Cada vez mais nos é pedido que esqueçamos a vida pessoal para abraçar indústrias que nos exigem um foco e dedicação quase totais. É compreensível que para fazer crescer um negócio temos de investir dois recursos limitados: tempo e esforço. A atual crise nos caminhos de ferro, na educação, na saúde faz-nos ver que há brechas nesta forma de pensar, quando não levamos em conta o bem-estar dos outros.
Como pode um enfermeiro ou médico cuidar do doente se não consegue ter tempo para cuidar de si próprio. É certo que a união ainda faz a força, os sindicatos reúnem-se para reclamar melhores condições de trabalho e que as respetivas profissões sejam valorizadas mas a sensação é que seguimos a passo numa valsa que não sabemos onde vai dar.

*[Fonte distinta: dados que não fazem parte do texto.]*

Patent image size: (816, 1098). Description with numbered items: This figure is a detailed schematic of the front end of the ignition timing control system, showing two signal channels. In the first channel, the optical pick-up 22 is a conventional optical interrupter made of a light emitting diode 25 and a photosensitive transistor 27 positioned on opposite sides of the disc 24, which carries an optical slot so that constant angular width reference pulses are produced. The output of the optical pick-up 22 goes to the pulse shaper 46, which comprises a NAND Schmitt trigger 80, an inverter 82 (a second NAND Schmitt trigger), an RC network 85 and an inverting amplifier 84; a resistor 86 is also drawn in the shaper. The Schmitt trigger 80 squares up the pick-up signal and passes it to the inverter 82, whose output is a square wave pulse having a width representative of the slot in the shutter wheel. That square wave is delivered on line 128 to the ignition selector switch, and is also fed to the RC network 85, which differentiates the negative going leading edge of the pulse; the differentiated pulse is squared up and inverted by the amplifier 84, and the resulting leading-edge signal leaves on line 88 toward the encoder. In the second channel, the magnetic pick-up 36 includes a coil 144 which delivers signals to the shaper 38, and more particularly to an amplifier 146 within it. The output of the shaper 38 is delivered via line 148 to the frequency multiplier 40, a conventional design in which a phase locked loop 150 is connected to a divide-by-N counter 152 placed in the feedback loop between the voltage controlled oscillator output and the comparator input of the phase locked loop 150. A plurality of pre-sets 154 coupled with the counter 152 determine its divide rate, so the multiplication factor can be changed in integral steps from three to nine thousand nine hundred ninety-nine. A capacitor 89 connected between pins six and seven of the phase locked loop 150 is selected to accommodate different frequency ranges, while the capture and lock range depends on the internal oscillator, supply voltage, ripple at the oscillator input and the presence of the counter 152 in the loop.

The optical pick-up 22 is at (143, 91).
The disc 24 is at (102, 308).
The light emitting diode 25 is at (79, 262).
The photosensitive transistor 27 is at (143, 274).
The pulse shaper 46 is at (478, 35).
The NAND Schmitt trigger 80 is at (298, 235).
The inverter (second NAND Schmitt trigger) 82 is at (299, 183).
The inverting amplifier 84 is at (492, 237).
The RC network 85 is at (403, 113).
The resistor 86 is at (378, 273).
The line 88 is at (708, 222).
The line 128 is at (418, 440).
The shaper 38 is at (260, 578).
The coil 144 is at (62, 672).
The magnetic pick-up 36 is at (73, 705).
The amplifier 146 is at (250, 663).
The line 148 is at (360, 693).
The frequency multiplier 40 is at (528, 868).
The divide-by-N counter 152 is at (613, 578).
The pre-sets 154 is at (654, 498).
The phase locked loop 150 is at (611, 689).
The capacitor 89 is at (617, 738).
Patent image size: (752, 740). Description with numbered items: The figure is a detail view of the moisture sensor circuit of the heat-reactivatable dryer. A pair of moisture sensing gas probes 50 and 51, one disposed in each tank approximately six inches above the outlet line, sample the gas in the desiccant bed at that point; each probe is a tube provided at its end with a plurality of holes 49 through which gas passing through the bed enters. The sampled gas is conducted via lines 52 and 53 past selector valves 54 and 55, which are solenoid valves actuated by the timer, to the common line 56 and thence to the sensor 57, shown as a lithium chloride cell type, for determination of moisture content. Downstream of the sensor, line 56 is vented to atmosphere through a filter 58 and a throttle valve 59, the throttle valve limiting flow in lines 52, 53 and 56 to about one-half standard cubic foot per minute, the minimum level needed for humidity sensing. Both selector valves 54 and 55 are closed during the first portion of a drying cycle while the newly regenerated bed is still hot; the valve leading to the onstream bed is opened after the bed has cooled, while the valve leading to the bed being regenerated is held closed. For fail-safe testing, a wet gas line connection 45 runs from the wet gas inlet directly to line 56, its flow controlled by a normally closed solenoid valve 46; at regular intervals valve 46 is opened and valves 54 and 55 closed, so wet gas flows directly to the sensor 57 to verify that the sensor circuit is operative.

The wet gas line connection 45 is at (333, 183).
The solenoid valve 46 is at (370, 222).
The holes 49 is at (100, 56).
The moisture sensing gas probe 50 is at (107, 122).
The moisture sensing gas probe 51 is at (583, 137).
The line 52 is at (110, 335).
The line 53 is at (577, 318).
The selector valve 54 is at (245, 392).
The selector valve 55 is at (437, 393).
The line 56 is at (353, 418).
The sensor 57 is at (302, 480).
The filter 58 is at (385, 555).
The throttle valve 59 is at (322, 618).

Abrimos a televisão que não deixa de nos despejar notícias sobre crimes, acidentes, desaparecimentos e a guerra na Ucrânia e no Médio Oriente. Como manter o ânimo quando tudo parece em estado de sítio, completamente caótico. Há um ditado que diz se pensarmos em mudar o mundo, para darmos três voltas na nossa própria casa. Hoje em dia, com os meios de comunicação social e as redes sociais omnipresentes fica aquela sensação angustiante de que se calhar podemos fazer mais.
Voltamos ao título desta entrada. Não somos máquinas, que podem reagir a qualquer programação e não têm a obrigação de filtrar a informação que recebem, que são construídos com os materiais que os seres humanos decidem. Casos de stress extremo, ansiedade generalizada e burnout mostra-nos que trabalhar demais tem os seus efeitos a longo prazo no nosso organismo e que há limites traçados pelo nosso corpo que devemos respeitar. Quando não beneficiamos do sono e repouso, de atividades de lazer adequadas aos nossos interesses, vão-se formando buracos dentro de nós e queremos uma mudança. É aí que entram as manifestações contra o sistema. Não somos máquinas que não pestanejam, não choram, não sentem frustração. Então porque nos tratam tantas vezes como tal?